From the Senior Editor's Desk

I n this issue we have exciting new research on a novel delivery method for methylphenidate as well as welcome additions to the literature on well-known attention-deficit/hyperactivity disorder (ADHD) medications and standards of care and monitoring. We are also reminded that even as we move forward and expand our options in pediatric psychopharmacology we must constantly reassess our methods and the safety and efficacy of our tools. We are pleased to present these articles.

Wigal et al. explore the efficacy of a new extended-release oral suspension of methylphenidate, which may be a welcome addition to the armamentarium of child and adolescent psychiatrists. A good study design in a laboratory school setting using clinically relevant dosing in children 6–12 years of age representing all subtypes of ADHD makes a convincing case for NWP06, which is now on the market from Pfizer as Quillivant XR. Wigal et al. show a similar effect to other extended-release methylphenidate formulations—with the advantage, as clinicians will notice, of being able to closely tailor the dose and administer to children who have trouble with pills and capsules. As the authors note in their discussion of clinical significance, “NWP06 represents the only long-acting stimulant available in a pediatric-friendly, liquid formulation,” and as such this article's conclusions are welcome knowledge to treating clinicians.

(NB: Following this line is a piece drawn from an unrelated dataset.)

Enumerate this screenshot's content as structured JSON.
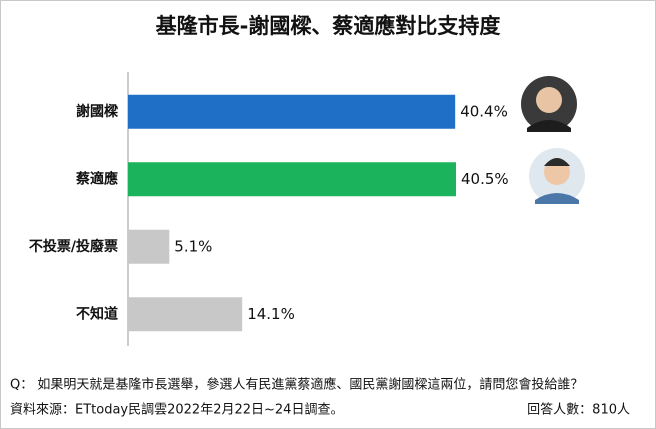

In two papers, Findling et al. extend our knowledge base concerning the stimulant lisdexamfetamine dimesylate. One concludes that the safety and efficacy of this drug are similar to other long-acting stimulants. The other intriguingly addresses the effect of lisdexamfetamine dimesylate on executive function (EF) deficits in children at the same time Findling et al. compare parent reports with clinical scales. Their conclusion in this relatively new area of inquiry should be of interest to clinicians: parental executive function inventories “may describe clinically important EF behaviors not assessed” by more standard clinical scales such as the ADHD-RS-IV.

Lee et al. present a nuanced argument for the need for multiple reports—and reporters—when a young patient is on a course of medication. In this case, the authors compared adverse events (AEs) during methylphenidate treatment as generally reported by patients and parents, and as evaluated by clinicians using a checklist. Their findings: that while over 12 weeks differences in reporting were not statistically significant, at any one time the variation between family and clinician was notable. And their commonsense conclusion: “Clinicians should supplement the subjective reports on AEs from patients or their parents with a more drug-specific checklist to obtain drug side effects more effectively.

Finally, Drilea et al. provide broad statistical support to clinical observation and show that whether it is warranted or not, symptom severity is tied to medication prescription across psychiatric diagnosis.